胸の中で押さえ込んでいた言葉と共に、両目からはぽろぽろと涙がこぼれ落ちていく。
「心のどこかでね、黎がうちにいるんじゃないかって……今日こそは、今日こそは、って毎日期待してたの。調子よすぎるよね。自分から黎を突き放して逃げたくせに、っ、」
「そりゃあ愛想も尽かされちゃうよね。黎の気持ちを受け流して、逃げ続けて、そのくせ自分からキスなんかしちゃって……そしてまた逃げた。

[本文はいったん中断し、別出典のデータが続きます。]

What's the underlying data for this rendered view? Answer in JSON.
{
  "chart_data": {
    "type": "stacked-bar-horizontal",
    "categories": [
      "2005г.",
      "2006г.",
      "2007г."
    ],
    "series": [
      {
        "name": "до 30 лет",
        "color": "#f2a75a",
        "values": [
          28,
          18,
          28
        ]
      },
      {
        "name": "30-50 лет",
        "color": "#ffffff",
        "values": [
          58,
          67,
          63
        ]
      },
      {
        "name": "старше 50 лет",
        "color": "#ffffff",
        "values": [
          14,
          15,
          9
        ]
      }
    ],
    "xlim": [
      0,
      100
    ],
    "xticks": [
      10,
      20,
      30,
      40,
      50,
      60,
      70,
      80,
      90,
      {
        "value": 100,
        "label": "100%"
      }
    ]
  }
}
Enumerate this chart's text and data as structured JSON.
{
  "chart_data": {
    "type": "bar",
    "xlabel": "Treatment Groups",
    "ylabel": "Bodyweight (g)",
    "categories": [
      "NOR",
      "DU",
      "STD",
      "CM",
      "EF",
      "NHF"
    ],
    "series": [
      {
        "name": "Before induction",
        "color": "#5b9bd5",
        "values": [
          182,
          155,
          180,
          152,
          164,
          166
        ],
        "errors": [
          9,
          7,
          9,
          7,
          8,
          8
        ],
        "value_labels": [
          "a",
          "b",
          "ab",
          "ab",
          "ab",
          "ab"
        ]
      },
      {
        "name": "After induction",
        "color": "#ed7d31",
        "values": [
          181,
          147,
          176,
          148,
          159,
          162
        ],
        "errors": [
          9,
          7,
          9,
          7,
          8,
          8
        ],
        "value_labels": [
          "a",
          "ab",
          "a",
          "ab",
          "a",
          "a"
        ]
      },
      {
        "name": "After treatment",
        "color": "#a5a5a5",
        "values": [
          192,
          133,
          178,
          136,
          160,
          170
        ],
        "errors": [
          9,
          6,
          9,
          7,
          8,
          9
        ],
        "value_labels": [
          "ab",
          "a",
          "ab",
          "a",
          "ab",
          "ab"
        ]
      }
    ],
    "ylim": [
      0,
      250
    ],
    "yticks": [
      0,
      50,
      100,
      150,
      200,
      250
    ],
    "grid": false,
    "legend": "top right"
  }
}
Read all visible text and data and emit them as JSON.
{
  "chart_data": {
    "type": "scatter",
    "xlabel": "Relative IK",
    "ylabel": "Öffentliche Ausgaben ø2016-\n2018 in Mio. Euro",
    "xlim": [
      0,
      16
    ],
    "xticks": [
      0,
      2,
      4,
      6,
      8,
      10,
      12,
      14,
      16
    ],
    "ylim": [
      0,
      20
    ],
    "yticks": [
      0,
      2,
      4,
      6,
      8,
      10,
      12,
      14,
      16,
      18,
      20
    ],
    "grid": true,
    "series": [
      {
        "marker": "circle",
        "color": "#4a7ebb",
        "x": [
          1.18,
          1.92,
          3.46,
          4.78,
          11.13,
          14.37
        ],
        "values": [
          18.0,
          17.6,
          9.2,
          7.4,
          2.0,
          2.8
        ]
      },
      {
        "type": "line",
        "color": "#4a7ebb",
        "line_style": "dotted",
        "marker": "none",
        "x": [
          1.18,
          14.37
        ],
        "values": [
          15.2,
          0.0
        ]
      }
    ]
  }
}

ほっんと、最低だよ…うぅっ…」
ヒクヒク、と喉を鳴らしながら1人で喋り続ける姉の姿を碧葉はどんな気持ちで見ているんだろう。こんなみっともない姿を晒してしまっているけど、今の私に恥じらいなんてものはなくて。思い浮かんでくる言葉たちは留まることなくそのまま口から出ていってしまう。
「っ、うぅぅっ、……黎に嫌われちゃった、っ、」
ついに視界は溢れ出てくる涙で完全に覆われて、口からはうわーんという泣き声しか出てこない。
伊藤萌葉、今年で25歳。一心不乱に泣きじゃくる様はもはや赤ちゃんだ。
立っているのもままらなくなってきて、ずるずるとその場にしゃがみこんだ。
「なあ、」
それまで私の長台詞を聞いているだけだった碧葉がここでようやく口を開いた。